Poetic Cosmos of the Breath, 2007
today my best friend from college called me and we talked for the first time in a really long time. and it was really wonderful you know. i don’t think he knows how much of an impact he’s had on my life. i feel so alive. i once told him i am only truly myself around two people: my brother and him. i remember what it felt like to share that with him. i still remember his reaction. there are some people you aren’t the same without. it was perfect timing really, the way he chose to appear in my life just now. he reminds me of what’s simple, i love his energy. i’m so prone to getting stuck in my head, complicating things, trying to find some hidden message in everything that when i look at the color yellow, it’s no longer yellow, but a string of metaphors and meanings. i really missed him, i couldn’t stop telling him that on the phone. i really meant every time i said it. there are never enough words to capture emotion.

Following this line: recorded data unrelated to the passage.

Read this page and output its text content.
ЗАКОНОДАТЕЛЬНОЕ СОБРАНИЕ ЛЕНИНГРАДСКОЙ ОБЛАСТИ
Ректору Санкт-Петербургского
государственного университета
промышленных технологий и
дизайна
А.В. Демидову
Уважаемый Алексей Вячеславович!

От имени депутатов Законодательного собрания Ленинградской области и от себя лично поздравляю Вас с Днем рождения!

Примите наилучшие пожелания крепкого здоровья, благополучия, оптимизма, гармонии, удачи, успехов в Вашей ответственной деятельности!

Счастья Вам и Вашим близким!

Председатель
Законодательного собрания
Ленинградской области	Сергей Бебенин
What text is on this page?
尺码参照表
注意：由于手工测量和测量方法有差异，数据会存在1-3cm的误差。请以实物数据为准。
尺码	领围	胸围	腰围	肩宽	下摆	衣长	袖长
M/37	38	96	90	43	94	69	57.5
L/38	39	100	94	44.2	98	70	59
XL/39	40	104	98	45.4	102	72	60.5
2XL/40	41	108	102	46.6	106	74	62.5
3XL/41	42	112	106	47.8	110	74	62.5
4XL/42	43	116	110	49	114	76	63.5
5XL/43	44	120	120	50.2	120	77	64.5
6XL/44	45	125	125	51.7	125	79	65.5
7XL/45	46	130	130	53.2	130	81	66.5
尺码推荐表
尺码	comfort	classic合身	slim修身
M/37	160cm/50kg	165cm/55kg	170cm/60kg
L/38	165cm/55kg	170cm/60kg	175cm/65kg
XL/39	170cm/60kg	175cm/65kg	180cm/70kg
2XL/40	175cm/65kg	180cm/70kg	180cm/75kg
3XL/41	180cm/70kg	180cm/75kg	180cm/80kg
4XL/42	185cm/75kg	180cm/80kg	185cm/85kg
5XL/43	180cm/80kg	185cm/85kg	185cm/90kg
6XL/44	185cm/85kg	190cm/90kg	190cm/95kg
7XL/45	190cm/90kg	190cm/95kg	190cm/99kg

one of the main reasons i’d ever become a fiction writer is because i’ve always wanted to be a million different people/personalities but i don’t have the courage + it’s against my ethics to be anything other than myself. as an author you can be a hundred different people but still go back to yourself at the end of the day. writers are as much actresses as the ones on stage and behind a camera.

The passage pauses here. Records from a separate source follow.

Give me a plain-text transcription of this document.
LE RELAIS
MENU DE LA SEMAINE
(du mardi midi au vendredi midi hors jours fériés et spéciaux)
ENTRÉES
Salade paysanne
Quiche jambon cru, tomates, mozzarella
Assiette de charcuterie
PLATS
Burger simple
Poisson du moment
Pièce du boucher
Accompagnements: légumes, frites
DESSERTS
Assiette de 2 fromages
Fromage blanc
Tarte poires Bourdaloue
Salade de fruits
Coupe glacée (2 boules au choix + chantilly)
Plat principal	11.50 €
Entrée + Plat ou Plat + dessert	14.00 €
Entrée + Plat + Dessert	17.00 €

it’s amazing how much changes when we meet somebody who wants to untangle all the knots in our lives, because they’re saying, “i am here, and you…don’t have to do this alone. i am here to take care of you.” there is nothing more magical than meeting somebody who wants to see all of you, who wants to be there, who thinks you deserve happiness for breakfast and dessert and whenever you ask for it. i don’t think there’s too much sadness in the world - i think there’s not enough kindness to balance it out. we are only sensitive to negativity because there’s more of it, but the truth is that we are sensitive to everything. we are as susceptible to feeling happiness as we are sadness. they are equally contagious. the quantity is what makes the difference. imagine what the world would be like if we could put others’ feelings as important as ours. imagine what it would be like if we started an epidemic of passing on compliments from one stranger to the next. kindness is so important. caring about others is so important. i think it’s what keeps the world together. i think it’s what moves everything forward.

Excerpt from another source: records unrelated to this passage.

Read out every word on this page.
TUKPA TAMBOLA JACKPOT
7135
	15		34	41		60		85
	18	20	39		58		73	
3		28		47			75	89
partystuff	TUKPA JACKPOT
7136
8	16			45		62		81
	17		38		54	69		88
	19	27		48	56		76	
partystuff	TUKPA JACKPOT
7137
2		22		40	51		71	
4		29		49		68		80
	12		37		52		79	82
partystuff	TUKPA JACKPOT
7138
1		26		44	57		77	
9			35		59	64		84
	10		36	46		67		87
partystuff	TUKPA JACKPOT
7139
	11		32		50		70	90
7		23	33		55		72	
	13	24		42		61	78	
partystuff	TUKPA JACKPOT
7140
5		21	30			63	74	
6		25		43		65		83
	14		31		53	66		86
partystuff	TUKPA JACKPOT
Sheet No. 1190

the other day i was walking from my car to my apartment with a few bags of groceries, leftover pho, a library book, my mug, and a dead phone. and i thought there was nothing that described my life more than this. everything is a metaphor. we think we live in this literal world, but it’s so vague. we can only assign so many definitions. there are so many blurry lines and gray areas. i like to live in those places.
i swear, i am always thinking about you, even when i’m not thinking about you.
i want my life to be one big whole story of how i can’t sleep because i’m too happy. i want to feel like that, because it’s such a true measure of existing in the moment. i want to be taken away by time.